60 percent of the advisors would increase their allocations to alternatives if they were more liquid, and 43 percent said would allocate more if investment performance improved, according to the report. More than half (54 percent) of respondents said the lack of liquidity is not suitable for clients.

Liquid alternative investments represent 28.2 percent of advisors’ alternative investments and is expected to grow to 32.1 percent by 2023, according to Cerulli’s report, reflecting a desire for these products, even as some of these products are facing realization. Ninety-four liquid alternative mutual funds closed in 2020, according to the report.

However, the same attributes that make alternative investments attractive often make them illiquid.

“There’s definitely this conundrum there that in order to have a true alternative investment allocation, something like private equity, you have to be able to lock funds up for a very, very long period of time and give managers complete discretion,” Shapiro said.

However, some alternative investments provide some form of liquidity, like interval funds, tender offer funds, and non-traded REITS, which allow subscriptions and redemptions on some basis. The report calls these types of alternative investments convergence zone products because they are longer-term but provide some liquidity.

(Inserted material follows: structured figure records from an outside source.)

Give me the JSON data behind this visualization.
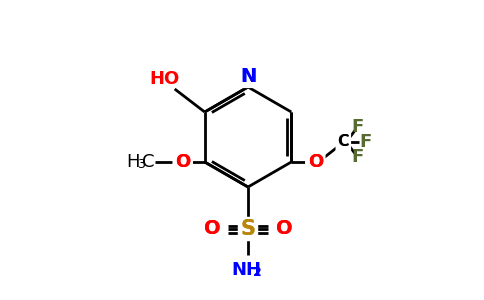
{
  "background_color": "#ffffff",
  "atom_colors": {
    "N": "#0000ff",
    "O": "#ff0000",
    "S": "#b8860b",
    "F": "#556b2f",
    "C": "#000000",
    "H": "#000000"
  },
  "line_color": "#000000",
  "line_width": 2.0,
  "figsize": [
    4.84,
    3.0
  ],
  "dpi": 100
}
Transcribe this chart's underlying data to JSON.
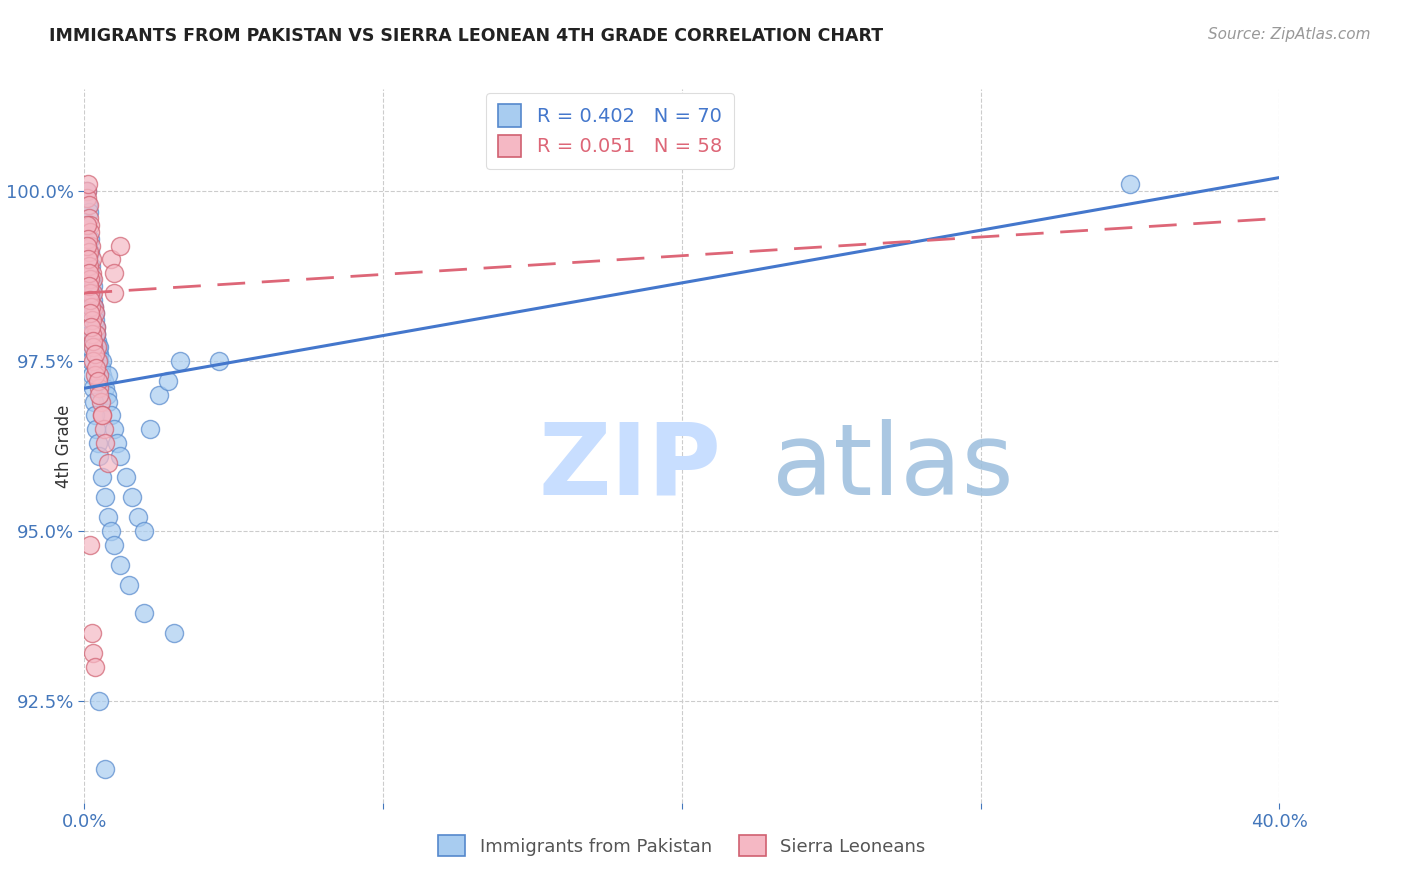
{
  "title": "IMMIGRANTS FROM PAKISTAN VS SIERRA LEONEAN 4TH GRADE CORRELATION CHART",
  "source": "Source: ZipAtlas.com",
  "ylabel": "4th Grade",
  "xlim": [
    0.0,
    40.0
  ],
  "ylim": [
    91.0,
    101.5
  ],
  "yticks": [
    92.5,
    95.0,
    97.5,
    100.0
  ],
  "ytick_labels": [
    "92.5%",
    "95.0%",
    "97.5%",
    "100.0%"
  ],
  "xtick_positions": [
    0.0,
    10.0,
    20.0,
    30.0,
    40.0
  ],
  "xtick_labels": [
    "0.0%",
    "",
    "",
    "",
    "40.0%"
  ],
  "legend_blue_label": "Immigrants from Pakistan",
  "legend_pink_label": "Sierra Leoneans",
  "blue_R": "0.402",
  "blue_N": "70",
  "pink_R": "0.051",
  "pink_N": "58",
  "blue_color": "#A8CCF0",
  "pink_color": "#F5B8C4",
  "blue_edge_color": "#5588CC",
  "pink_edge_color": "#D06070",
  "blue_line_color": "#4477CC",
  "pink_line_color": "#DD6677",
  "blue_scatter_x": [
    0.08,
    0.12,
    0.1,
    0.15,
    0.18,
    0.2,
    0.22,
    0.25,
    0.28,
    0.3,
    0.32,
    0.35,
    0.38,
    0.4,
    0.42,
    0.45,
    0.48,
    0.5,
    0.55,
    0.6,
    0.65,
    0.7,
    0.75,
    0.8,
    0.9,
    1.0,
    1.1,
    1.2,
    1.4,
    1.6,
    1.8,
    2.0,
    2.2,
    2.5,
    2.8,
    3.2,
    0.1,
    0.12,
    0.14,
    0.16,
    0.18,
    0.2,
    0.22,
    0.25,
    0.28,
    0.32,
    0.36,
    0.4,
    0.45,
    0.5,
    0.6,
    0.7,
    0.8,
    0.9,
    1.0,
    1.2,
    1.5,
    2.0,
    3.0,
    4.5,
    0.25,
    0.3,
    0.35,
    0.4,
    0.5,
    0.6,
    0.8,
    35.0,
    0.5,
    0.7
  ],
  "blue_scatter_y": [
    99.5,
    99.8,
    100.0,
    99.7,
    99.3,
    99.1,
    98.9,
    98.7,
    98.6,
    98.4,
    98.3,
    98.2,
    98.0,
    97.9,
    97.8,
    97.7,
    97.6,
    97.5,
    97.4,
    97.3,
    97.2,
    97.1,
    97.0,
    96.9,
    96.7,
    96.5,
    96.3,
    96.1,
    95.8,
    95.5,
    95.2,
    95.0,
    96.5,
    97.0,
    97.2,
    97.5,
    97.8,
    98.0,
    98.2,
    98.1,
    97.9,
    97.7,
    97.5,
    97.3,
    97.1,
    96.9,
    96.7,
    96.5,
    96.3,
    96.1,
    95.8,
    95.5,
    95.2,
    95.0,
    94.8,
    94.5,
    94.2,
    93.8,
    93.5,
    97.5,
    98.5,
    98.3,
    98.1,
    97.9,
    97.7,
    97.5,
    97.3,
    100.1,
    92.5,
    91.5
  ],
  "pink_scatter_x": [
    0.08,
    0.1,
    0.12,
    0.14,
    0.16,
    0.18,
    0.2,
    0.22,
    0.24,
    0.26,
    0.28,
    0.3,
    0.32,
    0.35,
    0.38,
    0.4,
    0.42,
    0.45,
    0.48,
    0.5,
    0.55,
    0.6,
    0.65,
    0.7,
    0.8,
    0.9,
    1.0,
    1.2,
    0.1,
    0.12,
    0.14,
    0.16,
    0.18,
    0.2,
    0.22,
    0.24,
    0.26,
    0.28,
    0.3,
    0.35,
    0.1,
    0.12,
    0.14,
    0.16,
    0.18,
    0.2,
    0.22,
    0.3,
    0.35,
    0.4,
    0.45,
    0.5,
    0.6,
    1.0,
    0.2,
    0.25,
    0.28,
    0.35
  ],
  "pink_scatter_y": [
    100.0,
    99.9,
    100.1,
    99.8,
    99.6,
    99.5,
    99.4,
    99.2,
    99.0,
    98.8,
    98.7,
    98.5,
    98.3,
    98.2,
    98.0,
    97.9,
    97.7,
    97.5,
    97.3,
    97.1,
    96.9,
    96.7,
    96.5,
    96.3,
    96.0,
    99.0,
    98.8,
    99.2,
    99.5,
    99.3,
    99.1,
    98.9,
    98.7,
    98.5,
    98.3,
    98.1,
    97.9,
    97.7,
    97.5,
    97.3,
    99.2,
    99.0,
    98.8,
    98.6,
    98.4,
    98.2,
    98.0,
    97.8,
    97.6,
    97.4,
    97.2,
    97.0,
    96.7,
    98.5,
    94.8,
    93.5,
    93.2,
    93.0
  ],
  "blue_trendline_x0": 0.0,
  "blue_trendline_y0": 97.1,
  "blue_trendline_x1": 40.0,
  "blue_trendline_y1": 100.2,
  "pink_trendline_x0": 0.0,
  "pink_trendline_y0": 98.5,
  "pink_trendline_x1": 40.0,
  "pink_trendline_y1": 99.6
}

“You can’t just sell [convergence zone assets] on a random Tuesday. But you can get — if you need the money in a month, or maybe if you need [it] at the end of the quarter — then you can actually get either the full portion back or you may be able to get some portion back,” Shapiro said.

Although alternative investments are set to increase slightly over the next two years, asset managers still need to offer alternative products that have more attractive fees, have enhanced liquidity, are better tied to client needs for income, and make convergence zone products more prominent, Shapiro said.

This is important, Shapiro said, because access to and investment in private markets through alternative investments can help solve the needs of advisors.

“You have infrastructure, which can offer inflation protection, and advisors are very concerned about inflation. You have private equity, which has had tremendous returns over a long period of time, they can potentially serve as diversifiers for advisors. So, when you combine these together, it does make sense that advisors should be allocating more and more to alternative investments,” Shapiro said.